Ans no it is not very difficult to change things if you are a dictator and REALLY want to, especially since many gullible Syrians, I hear, believe he is a reformer and want reform themselves. (What's one more round of B'Rouh, Biddam etc...)

At 4/27/2005 07:24:00 PM, Blogger Vox Populi - Agent Provocateur said...

To Future Presidential adviser...

I think it's a little bit too early to say that the Iraki war was an embarassment. In fact, I think it's something to be proud of.

Was Irak happier under Saddam or not?

At 4/27/2005 08:12:00 PM, Anonymous Anonymous said...

It's "Iraq", please spell it right. Don't be some wannabe french guy like most lebanese.

At 4/28/2005 03:04:00 AM, Anonymous Anonymous said...

To anonymous at 7:06: how bout every country in the world deal with their own crap? I dont see it happening so take your sorry whiny lame-ass elsewhere.

Iraq is a success? My friend do you know what success is? Based on your spelling, I would doubt you have reached that stage. what kind of an intelligent statement is that? Just because its the same shit in a white bucket instead of a black one, doesnt mean you have SUCCESS!! retard?

I guess this lack of intelligence stems from your lebanese identity (fortunately not all lebanese share this characteristic with you) and getting your ass whipped for 30 years...now you have the balls to speak up when 2 of the most powerful countries in the world back you up. I shouldve seen your face 2 years ago...punk

I aint Syrian, I aint even Arab. Its a shame how outsiders see your situation better than you do.

At 4/28/2005 08:26:00 AM, Anonymous Future Presidential Advisor said...
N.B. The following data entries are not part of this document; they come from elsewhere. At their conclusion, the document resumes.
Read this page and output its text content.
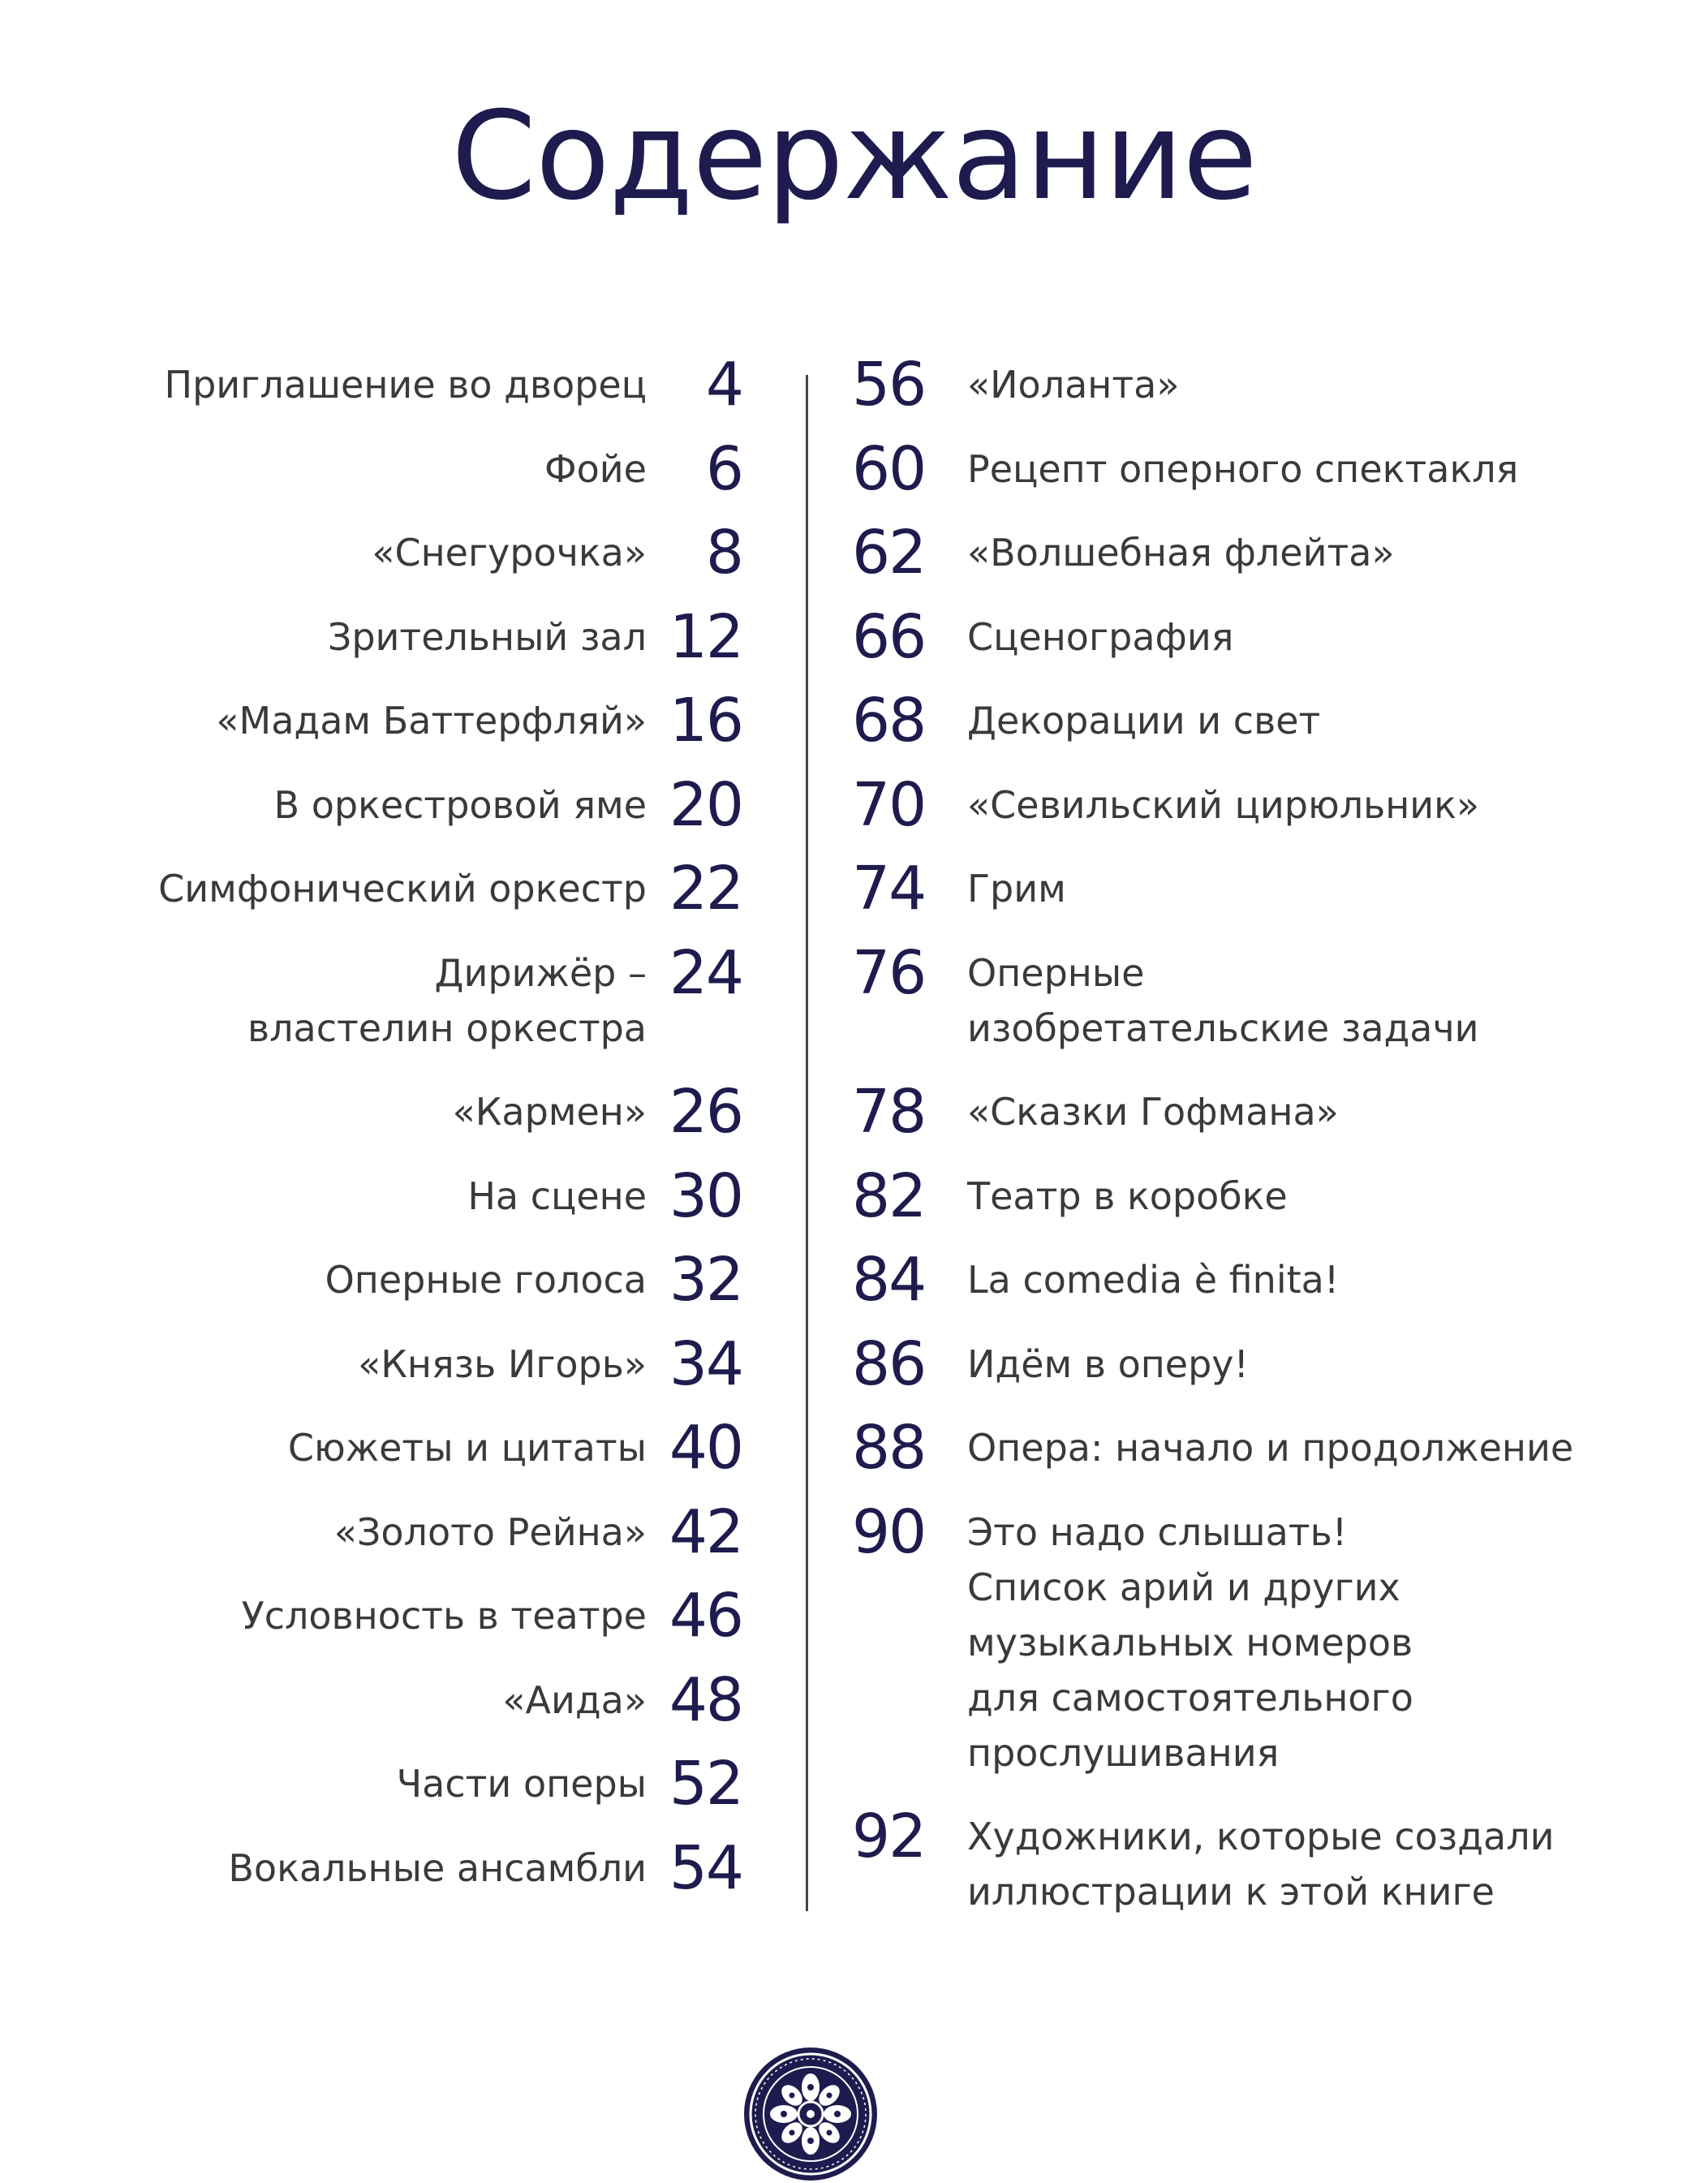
Содержание
Приглашение во дворец 4
Фойе 6
«Снегурочка» 8
Зрительный зал 12
«Мадам Баттерфляй» 16
В оркестровой яме 20
Симфонический оркестр 22
Дирижёр –
властелин оркестра
24
«Кармен» 26
На сцене 30
Оперные голоса 32
«Князь Игорь» 34
Сюжеты и цитаты 40
«Золото Рейна» 42
Условность в театре 46
«Аида» 48
Части оперы 52
Вокальные ансамбли 54
56 «Иоланта»
60 Рецепт оперного спектакля
62 «Волшебная флейта»
66 Сценография
68 Декорации и свет
70 «Севильский цирюльник»
74 Грим
76 Оперные
изобретательские задачи
78 «Сказки Гофмана»
82 Театр в коробке
84 La comedia è finita!
86 Идём в оперу!
88 Опера: начало и продолжение
90 Это надо слышать!
Список арий и других
музыкальных номеров
для самостоятельного
прослушивания
92 Художники, которые создали
иллюстрации к этой книге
Anonymous who first replied to me, asking me to worry about my own crap.

I say how about America for God's sake worries about its own crap? How about you look where the flight of that supposidly hit the Pentagon went? and how about you ask why the Iraq War went from a "threat elimination" to Iraqi Liberation"? If Syrians are gullible, Americans have no clue what is going on in the world. How about your liberating faithful Bush stop french kissing the "Evil doer" Crown Prince Abdulla, if you are really worried about human rights and liberty?
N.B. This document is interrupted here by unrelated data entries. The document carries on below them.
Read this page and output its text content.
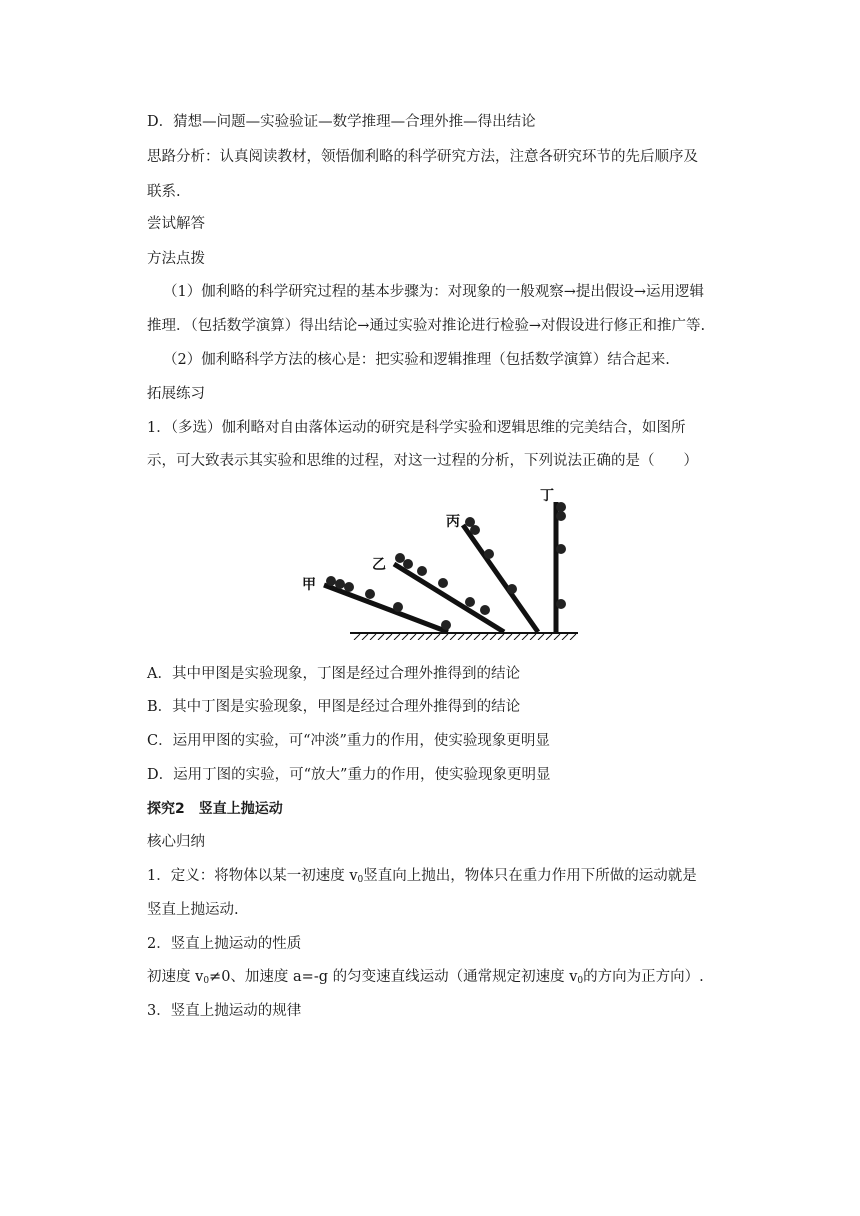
D．猜想—问题—实验验证—数学推理—合理外推—得出结论
思路分析：认真阅读教材，领悟伽利略的科学研究方法，注意各研究环节的先后顺序及
联系.
尝试解答
方法点拨
（1）伽利略的科学研究过程的基本步骤为：对现象的一般观察→提出假设→运用逻辑
推理．（包括数学演算）得出结论→通过实验对推论进行检验→对假设进行修正和推广等.
（2）伽利略科学方法的核心是：把实验和逻辑推理（包括数学演算）结合起来.
拓展练习
1．（多选）伽利略对自由落体运动的研究是科学实验和逻辑思维的完美结合，如图所
示，可大致表示其实验和思维的过程，对这一过程的分析，下列说法正确的是（　　）
甲
乙
丙
丁
A．其中甲图是实验现象，丁图是经过合理外推得到的结论
B．其中丁图是实验现象，甲图是经过合理外推得到的结论
C．运用甲图的实验，可“冲淡”重力的作用，使实验现象更明显
D．运用丁图的实验，可“放大”重力的作用，使实验现象更明显
探究2　竖直上抛运动
核心归纳
1．定义：将物体以某一初速度 $v_0$竖直向上抛出，物体只在重力作用下所做的运动就是
竖直上抛运动.
2．竖直上抛运动的性质
初速度 $v_0\ne 0$、加速度 a=-g 的匀变速直线运动（通常规定初速度 $v_0$的方向为正方向）.
3．竖直上抛运动的规律
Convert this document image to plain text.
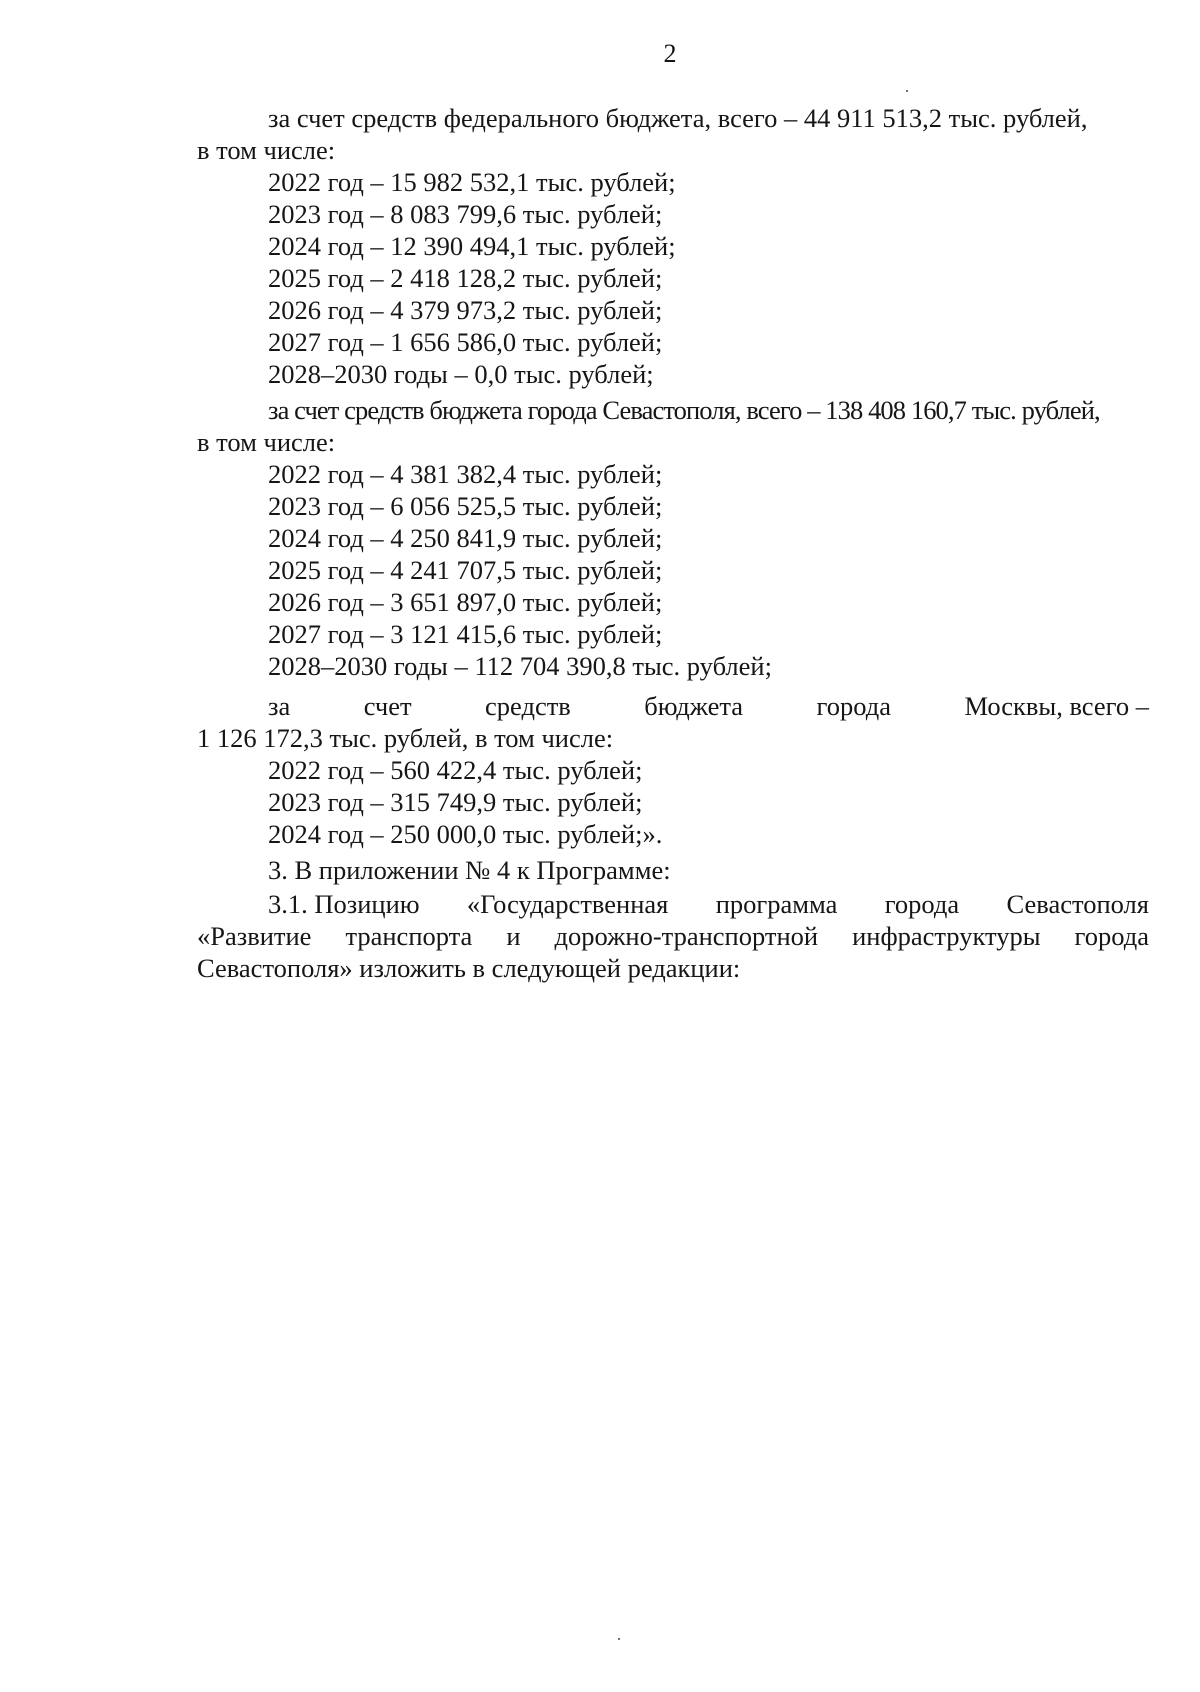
2
за счет средств федерального бюджета, всего – 44 911 513,2 тыс. рублей,
в том числе:
2022 год – 15 982 532,1 тыс. рублей;
2023 год – 8 083 799,6 тыс. рублей;
2024 год – 12 390 494,1 тыс. рублей;
2025 год – 2 418 128,2 тыс. рублей;
2026 год – 4 379 973,2 тыс. рублей;
2027 год – 1 656 586,0 тыс. рублей;
2028–2030 годы – 0,0 тыс. рублей;
за счет средств бюджета города Севастополя, всего – 138 408 160,7 тыс. рублей,
в том числе:
2022 год – 4 381 382,4 тыс. рублей;
2023 год – 6 056 525,5 тыс. рублей;
2024 год – 4 250 841,9 тыс. рублей;
2025 год – 4 241 707,5 тыс. рублей;
2026 год – 3 651 897,0 тыс. рублей;
2027 год – 3 121 415,6 тыс. рублей;
2028–2030 годы – 112 704 390,8 тыс. рублей;
за	счет	средств	бюджета	города	Москвы, всего –
1 126 172,3 тыс. рублей, в том числе:
2022 год – 560 422,4 тыс. рублей;
2023 год – 315 749,9 тыс. рублей;
2024 год – 250 000,0 тыс. рублей;».
3. В приложении № 4 к Программе:
3.1. Позицию «Государственная программа города Севастополя
«Развитие транспорта и дорожно-транспортной инфраструктуры города
Севастополя» изложить в следующей редакции:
Do not give me this argument. I love Americans, but sometimes I feel their only world wide Education is from Fox News and people like you. Which is sad. I am sad to see you talking politics. You have no clue.

At 4/28/2005 06:32:00 PM, Anonymous Anonymous said...

To Future Presidential Advisor and the Anon before him:

You both have a great future as advisors, provided you:

1) Read a serious book once in your lives

2) Take both your heads out of Michael Moore's large behind (BTW that's where the Pentagon flight went)

And not necessarily in that order.

At 4/29/2005 10:33:00 AM, Anonymous Future Presidential Advisor said...

to Anon 6:32:

That may be a tough solution, since the average Syrian weighs about 180 pounds, we really can't handle what you recommended shove up our behind. I am pretty sure you, as an average American, can accomodate Moore, and whatever he has in his behind, up yours.

Regarding the book, I now know why the whole Arab world has the same amount of publications in a year as the state of New York, when half of your books are: Middle East for Dummies, and many other dummies books, and my favourite: Ten ways how to be smart..a lot of free time my friend.

At 5/10/2006 02:11:00 PM, Blogger leo said...

How about the current and future Syrian regimes stop worrying about Bush, the US, Vietnam (for God's sakes), Lebanon, Palestine, Iraq etc and start dealing with your OWN crap. It is no wonder Syria is a mess.